Iraq's Presidential Council reversed itself Wednesday and dropped its objection to a law setting up regional elections that could give Sunni Arabs more political power. The move, which came on the fifth anniversary of the start of the war and two days after a visit to Baghdad by Vice President Cheney, was seen as an important boost to US efforts to promote national reconciliation. The election law was approved by parliament Feb. 27. But it was controversial because it gives the central government – rather than local councils – the right to ask parliament to dismiss provincial governors.

Tight security restrictions went into effect in Israel Wednesday as the Jewish state prepared to celebrate the Purim holiday. But although the measures included the closure of border crossings into the West Bank and Gaza Strip, there were signs that a new cease-fire with Hamas may be near. A senior Defense Ministry official was in Cairo for discussions on the subject with Egyptian mediators, and Israel reportedly has not ruled out a Hamas demand that it be given a presence at crossings to and from Gaza.

Neighbors Bulgaria, Hungary, and Croatia jointly announced their recognition of Kosovo's independence Wednesday, a move that Serbian leaders acknowledged "with sadness." Canada also extended recognition Tuesday. Against that backdrop, UN police returned to their base in the Serb stronghold of Kosova Mitrovica, which they were forced to flee earlier this week amid the worst rioting so far over independence.

By unanimous vote, members of parliament in Kenya approved the power-sharing deal between President Mwai Kibaki and opposition leader Raila Odinga. Odinga probably will take his oath of office as prime minister "within days," sources said. But analysts noted that the enabling legislation allows for their coalition government to be dissolved if either party decides to withdraw. In such a case, there is no provision for a new election.

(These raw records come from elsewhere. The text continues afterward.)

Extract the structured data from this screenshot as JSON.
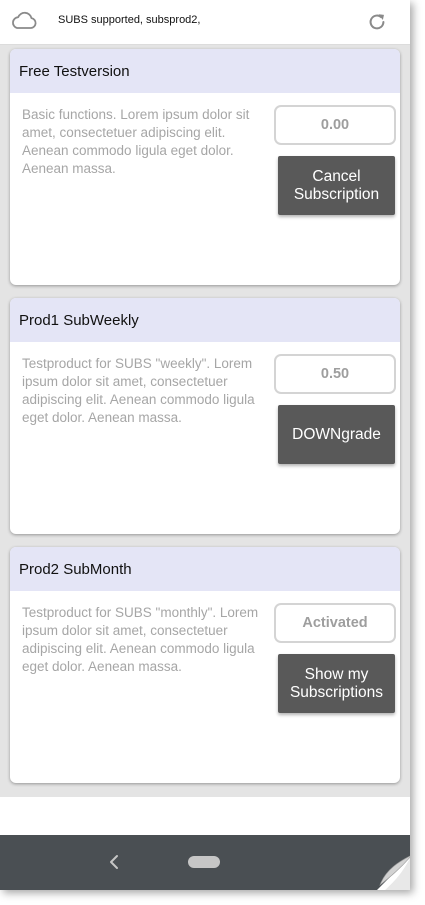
{
  "header": {
    "title": "SUBS supported, subsprod2,",
    "left_icon": "cloud-icon",
    "right_icon": "refresh-icon"
  },
  "products": [
    {
      "title": "Free Testversion",
      "description": "Basic functions. Lorem ipsum dolor sit amet, consectetuer adipiscing elit. Aenean commodo ligula eget dolor. Aenean massa.",
      "price": "0.00",
      "action_label": "Cancel Subscription"
    },
    {
      "title": "Prod1 SubWeekly",
      "description": "Testproduct for SUBS \"weekly\". Lorem ipsum dolor sit amet, consectetuer adipiscing elit. Aenean commodo ligula eget dolor. Aenean massa.",
      "price": "0.50",
      "action_label": "DOWNgrade"
    },
    {
      "title": "Prod2 SubMonth",
      "description": "Testproduct for SUBS \"monthly\". Lorem ipsum dolor sit amet, consectetuer adipiscing elit. Aenean commodo ligula eget dolor. Aenean massa.",
      "price": "Activated",
      "action_label": "Show my Subscriptions"
    }
  ],
  "navbar": {
    "back_icon": "chevron-left-icon",
    "home_icon": "home-pill-icon"
  },
  "colors": {
    "card_header": "#e4e5f6",
    "button": "#595959",
    "navbar": "#4a4f53",
    "list_background": "#e4e4e4"
  }
}
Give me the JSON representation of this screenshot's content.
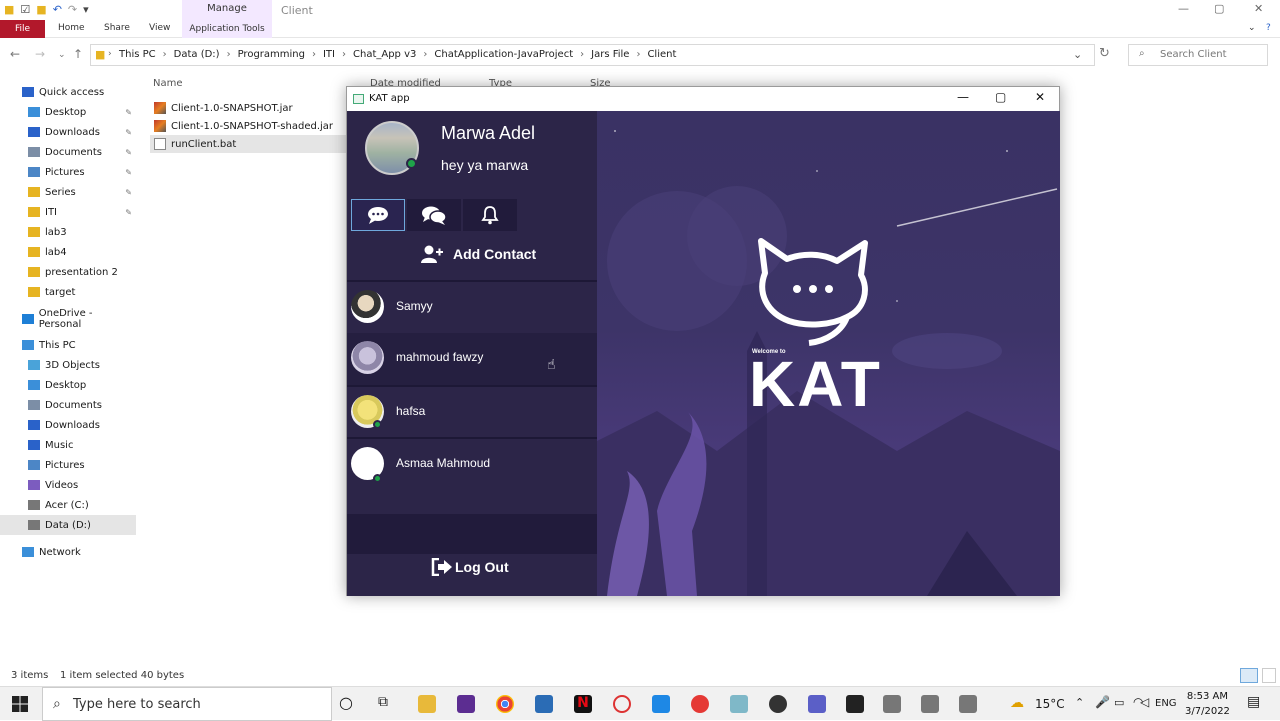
{
  "explorer": {
    "ribbon_context": "Manage",
    "window_title": "Client",
    "tabs": {
      "file": "File",
      "home": "Home",
      "share": "Share",
      "view": "View",
      "app_tools": "Application Tools"
    },
    "breadcrumbs": [
      "This PC",
      "Data (D:)",
      "Programming",
      "ITI",
      "Chat_App v3",
      "ChatApplication-JavaProject",
      "Jars File",
      "Client"
    ],
    "search_placeholder": "Search Client",
    "columns": {
      "name": "Name",
      "date": "Date modified",
      "type": "Type",
      "size": "Size"
    },
    "files": [
      {
        "name": "Client-1.0-SNAPSHOT.jar",
        "icon": "jar-file-icon"
      },
      {
        "name": "Client-1.0-SNAPSHOT-shaded.jar",
        "icon": "jar-file-icon"
      },
      {
        "name": "runClient.bat",
        "icon": "bat-file-icon",
        "selected": true
      }
    ],
    "sidebar": [
      {
        "label": "Quick access",
        "icon": "star-icon"
      },
      {
        "label": "Desktop",
        "icon": "desktop-icon",
        "pinned": true
      },
      {
        "label": "Downloads",
        "icon": "download-icon",
        "pinned": true
      },
      {
        "label": "Documents",
        "icon": "documents-icon",
        "pinned": true
      },
      {
        "label": "Pictures",
        "icon": "pictures-icon",
        "pinned": true
      },
      {
        "label": "Series",
        "icon": "folder-icon",
        "pinned": true
      },
      {
        "label": "ITI",
        "icon": "folder-icon",
        "pinned": true
      },
      {
        "label": "lab3",
        "icon": "folder-icon"
      },
      {
        "label": "lab4",
        "icon": "folder-icon"
      },
      {
        "label": "presentation 2",
        "icon": "folder-icon"
      },
      {
        "label": "target",
        "icon": "folder-icon"
      },
      {
        "label": "OneDrive - Personal",
        "icon": "cloud-icon"
      },
      {
        "label": "This PC",
        "icon": "computer-icon"
      },
      {
        "label": "3D Objects",
        "icon": "cube-icon"
      },
      {
        "label": "Desktop",
        "icon": "desktop-icon"
      },
      {
        "label": "Documents",
        "icon": "documents-icon"
      },
      {
        "label": "Downloads",
        "icon": "download-icon"
      },
      {
        "label": "Music",
        "icon": "music-icon"
      },
      {
        "label": "Pictures",
        "icon": "pictures-icon"
      },
      {
        "label": "Videos",
        "icon": "videos-icon"
      },
      {
        "label": "Acer (C:)",
        "icon": "drive-icon"
      },
      {
        "label": "Data (D:)",
        "icon": "drive-icon",
        "selected": true
      },
      {
        "label": "Network",
        "icon": "network-icon"
      }
    ],
    "status": {
      "items": "3 items",
      "selected": "1 item selected  40 bytes"
    }
  },
  "kat": {
    "window_title": "KAT app",
    "profile_name": "Marwa Adel",
    "profile_status": "hey ya marwa",
    "add_contact": "Add Contact",
    "contacts": [
      {
        "name": "Samyy",
        "online": false
      },
      {
        "name": "mahmoud fawzy",
        "online": false
      },
      {
        "name": "hafsa",
        "online": true
      },
      {
        "name": "Asmaa Mahmoud",
        "online": true
      }
    ],
    "logout": "Log Out",
    "welcome": "Welcome to",
    "brand": "KAT",
    "colors": {
      "sidebar": "#2c2548",
      "accent_online": "#1fa34a",
      "background": "#3d3468"
    }
  },
  "taskbar": {
    "search_placeholder": "Type here to search",
    "weather": "15°C",
    "language": "ENG",
    "time": "8:53 AM",
    "date": "3/7/2022"
  }
}
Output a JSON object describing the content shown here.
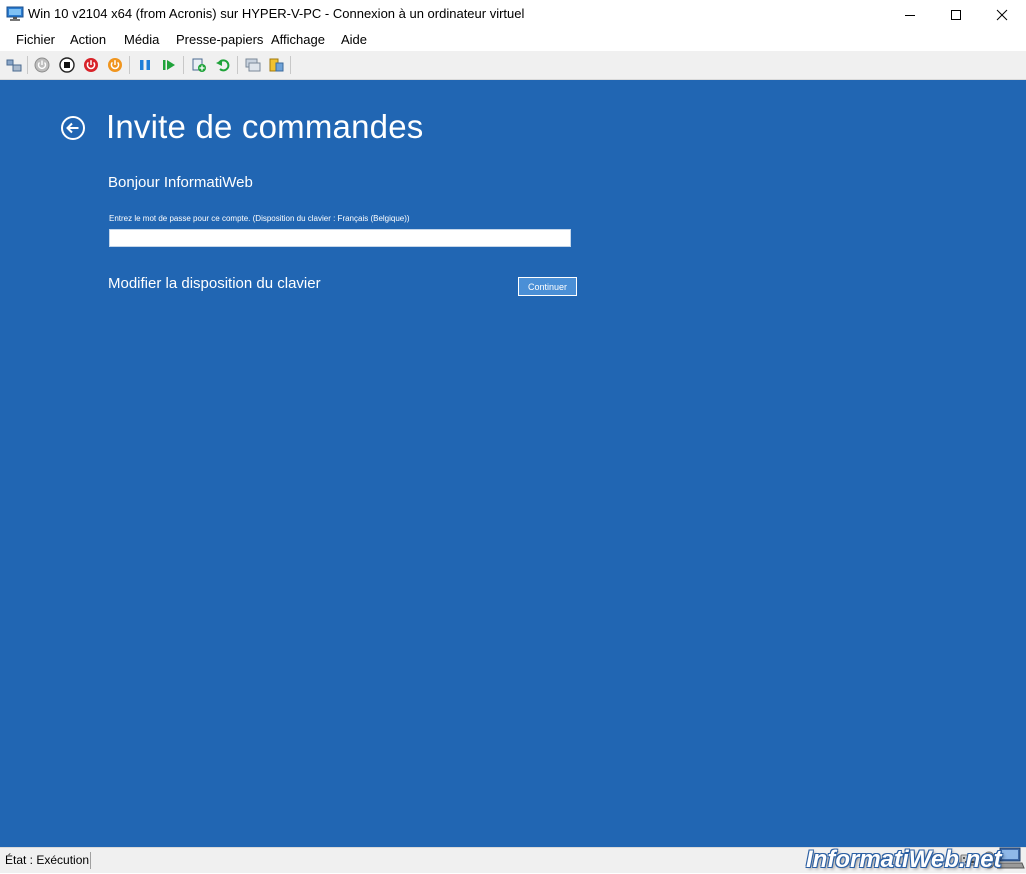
{
  "window": {
    "title": "Win 10 v2104 x64 (from Acronis) sur HYPER-V-PC - Connexion à un ordinateur virtuel"
  },
  "menu": {
    "items": [
      "Fichier",
      "Action",
      "Média",
      "Presse-papiers",
      "Affichage",
      "Aide"
    ]
  },
  "toolbar": {
    "icons": [
      "ctrl-alt-del-icon",
      "start-icon",
      "turn-off-icon",
      "shutdown-icon",
      "save-icon",
      "pause-icon",
      "resume-icon",
      "checkpoint-icon",
      "revert-icon",
      "enhanced-session-icon",
      "share-icon"
    ]
  },
  "vm": {
    "page_title": "Invite de commandes",
    "greeting": "Bonjour InformatiWeb",
    "password_label": "Entrez le mot de passe pour ce compte. (Disposition du clavier : Français (Belgique))",
    "password_value": "",
    "keyboard_link": "Modifier la disposition du clavier",
    "continue_label": "Continuer",
    "background_color": "#2166b3"
  },
  "status": {
    "text": "État : Exécution",
    "watermark": "InformatiWeb.net"
  }
}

After five weeks of treatment for his wounds, East Timor President Jose Ramos-Horta left a hospital Wednesday, recalling for the first time in public the details of his attempted assassination. Ramos-Horta, who was flown to Darwin, Australia, for emergency surgery Feb. 11, will remain there for an undetermined time as his recovery continues, reports said. Above, hospital staffers pose with him as their director presents a parting gift.

For the third time since December, public services across Greece ground to a halt Wednesday as millions of people walked off their jobs to protest reform of the debt-ridden state pension system. A rally by opponents in Athens drew an estimated 100,000 marchers, some of whom fought with police; about 8,000 more turned out for a peaceful demonstration in Thessaloniki. Parliament is scheduled to vote Thursday on measures that would raise the retirement age for women and offer incentives to keep job-holders working longer.

Eminent science fiction writer Sir Arthur Clarke, who died early Wednesday in Sri Lanka, his adopted home, was one of the first visionaries to suggest the use of orbiting communications satellites and to predict a manned landing on the moon. He is perhaps best known for the hugely popular 1968 motion picture "2001: A Space Odyssey," which was based on a story he wrote two decades earlier. His final novel, "The Last Theorem," was completed earlier this month and will be published posthumously.

Sport Relief, a charity that assists disadvantaged people around the world, received an anonymous one-time pledge of $11 million in its annual appeal for donations, news outlets in Britain reported. The BBC said the gift is believed to be the largest in the history of telethons there. In all, the 2008 campaign raised more than $40 million, its organizers said.